A suo dispetto sarebbe apparso, finalmente, il Piano delle Cornacchie, quando al cavallo fosse piaciuto, e apparve. Come lo ricordo bene, in un grigio pomeriggio, sotto un cielo triste e piovoso!

La porta s’aprì, e un po’ ridendo e un po’ piangendo di dolce commozione, cercai mia madre. Invece di lei, c’e-ra una domestica che non conoscevo.

– Ebbene, Peggotty – dissi a precipizio? – non è tornata a casa?

– Sì, sì, Davy – disse Peggotty. – È tornata. Aspetta un po’, Davy; ti debbo... ti debbo dire una cosa.

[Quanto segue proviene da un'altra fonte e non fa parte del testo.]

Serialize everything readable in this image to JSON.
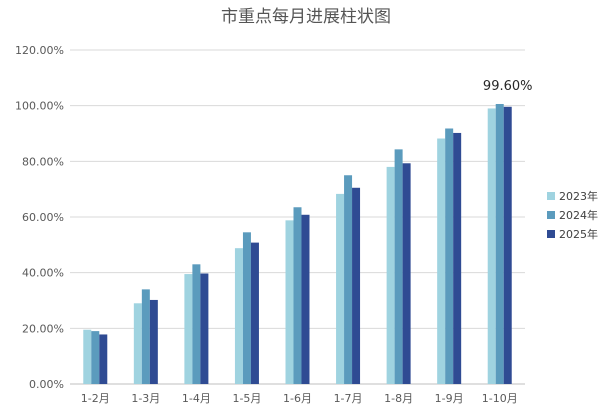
{
  "chart_data": {
    "type": "bar",
    "title": "市重点每月进展柱状图",
    "categories": [
      "1-2月",
      "1-3月",
      "1-4月",
      "1-5月",
      "1-6月",
      "1-7月",
      "1-8月",
      "1-9月",
      "1-10月"
    ],
    "series": [
      {
        "name": "2023年",
        "color": "#9fd3e0",
        "values": [
          19.5,
          29.0,
          39.5,
          48.8,
          58.8,
          68.3,
          78.0,
          88.2,
          99.0
        ]
      },
      {
        "name": "2024年",
        "color": "#5b9bbd",
        "values": [
          19.0,
          34.0,
          43.0,
          54.5,
          63.5,
          75.0,
          84.3,
          91.8,
          100.6
        ]
      },
      {
        "name": "2025年",
        "color": "#2f4b93",
        "values": [
          17.8,
          30.2,
          39.7,
          50.8,
          60.8,
          70.5,
          79.3,
          90.2,
          99.6
        ]
      }
    ],
    "ylim": [
      0,
      120
    ],
    "yticks": [
      "0.00%",
      "20.00%",
      "40.00%",
      "60.00%",
      "80.00%",
      "100.00%",
      "120.00%"
    ],
    "annotation": {
      "text": "99.60%",
      "category": "1-10月",
      "series": "2025年"
    },
    "grid": true,
    "legend": "right",
    "xlabel": "",
    "ylabel": ""
  }
}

Per l’agitazione che l’aveva invasa e per la sua poca abilità nel discendere dal carro, Peggotty ebbe un istante l’aspetto d’uno strano festone; ma mi sentivo troppo sconvolto per farglielo rilevare. Quand’ella fu discesa, mi prese per la mano; mi condusse – e io mi domandavo perché – nella cucina, e chiuse la porta.

– Peggotty – dissi atterrito. – Che c’è?

– Nulla, Dio ti benedica, caro Davy! – ripeté Peggotty.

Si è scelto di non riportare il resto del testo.